Mason Rudolph was not only one of the most prolific, but one of the best deep-ball passers in college, which is one of the highlighted qualities that attracted the Pittsburgh Steelers to him in 2018 when he came out for the draft from Oklahoma State.
Now that he is in the starting lineup in his second season, following an elbow injury suffered by Ben Roethlisberger, we’re not seeing that deep ball as a staple of the offense, at least not successfully executed. And the intermediate pass has nearly gone extinct.
Interestingly enough, Rudolph’s average depth of target isn’t far off from where you might expect it to be. He is averaging 7.22 yards per throw beyond the line of scrimmage (this is distinct from his yardage per attempt, and reflects his intended air yards.
But that doesn’t reflect how frequently he’s thrown the ball short. Over a quarter of his attempts have come at or behind the line of scrimmage. Another 26 of come within five yards of the line of scrimmage. And then he has 13 attempts of 20 or more yards in the air. He has completed three of them, two to Diontae Johnson for long touchdowns of 39 and 43 yards, the other a 45-yard connection to JuJu Smith-Schuster on a flea-flicker.
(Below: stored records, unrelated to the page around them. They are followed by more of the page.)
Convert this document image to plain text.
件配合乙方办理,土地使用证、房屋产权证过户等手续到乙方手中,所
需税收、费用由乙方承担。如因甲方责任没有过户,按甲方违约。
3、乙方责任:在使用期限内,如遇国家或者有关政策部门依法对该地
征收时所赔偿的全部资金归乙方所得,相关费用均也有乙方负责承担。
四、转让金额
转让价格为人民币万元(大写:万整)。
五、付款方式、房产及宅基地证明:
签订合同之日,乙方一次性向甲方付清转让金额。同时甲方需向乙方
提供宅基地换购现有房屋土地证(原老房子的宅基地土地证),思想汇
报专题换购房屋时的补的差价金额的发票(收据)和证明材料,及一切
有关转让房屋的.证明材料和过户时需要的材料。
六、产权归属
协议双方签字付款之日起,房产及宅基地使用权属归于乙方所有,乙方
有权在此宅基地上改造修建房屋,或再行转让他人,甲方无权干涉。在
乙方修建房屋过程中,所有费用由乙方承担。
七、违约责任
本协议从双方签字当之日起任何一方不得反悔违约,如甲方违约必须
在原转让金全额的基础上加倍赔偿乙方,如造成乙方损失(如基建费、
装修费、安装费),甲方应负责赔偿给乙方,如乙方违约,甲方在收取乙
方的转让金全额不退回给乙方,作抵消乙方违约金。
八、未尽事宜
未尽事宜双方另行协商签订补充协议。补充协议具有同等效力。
Offensive coordinator Randy Fichtner was asked if he felt Rudolph was hesitant to pull the trigger on the long ball. He seemed to suggest as much earlier in the season when he was asked about the lack of deep passes early in the young quarterback’s playing time.
“No. I don’t think so”, he said in answering the question.
I think Mason, like most other young guys, they want to do everything perfect, and none of us are perfect. That just doesn’t happen. He’s an extremely hard worker. You’ve heard me say it over and over. He wants to be perfect, and in that stride to do that daily, it doesn’t happen, and I think he’s starting to learn that it’s not always going to be perfect. That perfectly designed man beater. Wow they chose zone, what am I going to do? Now it’s not exactly how we practiced it. Where are they going with the football? How efficiently am I going to throw it with my footwork and things like that? Sometimes if it gets out of whack and it’s not complete, he gets a little upset with himself. That’s normal for his personality. He wants to be perfect. I love it about him. I just realized it, but it’s awfully hard to obtain.
Is a drive for perfection the reason that we haven’t seen the number of deep pass attempts that we have expected so far? As he grows more comfortable and confident, will he grow back into that gunslinger mentality and take more risks under less than perfect circumstances?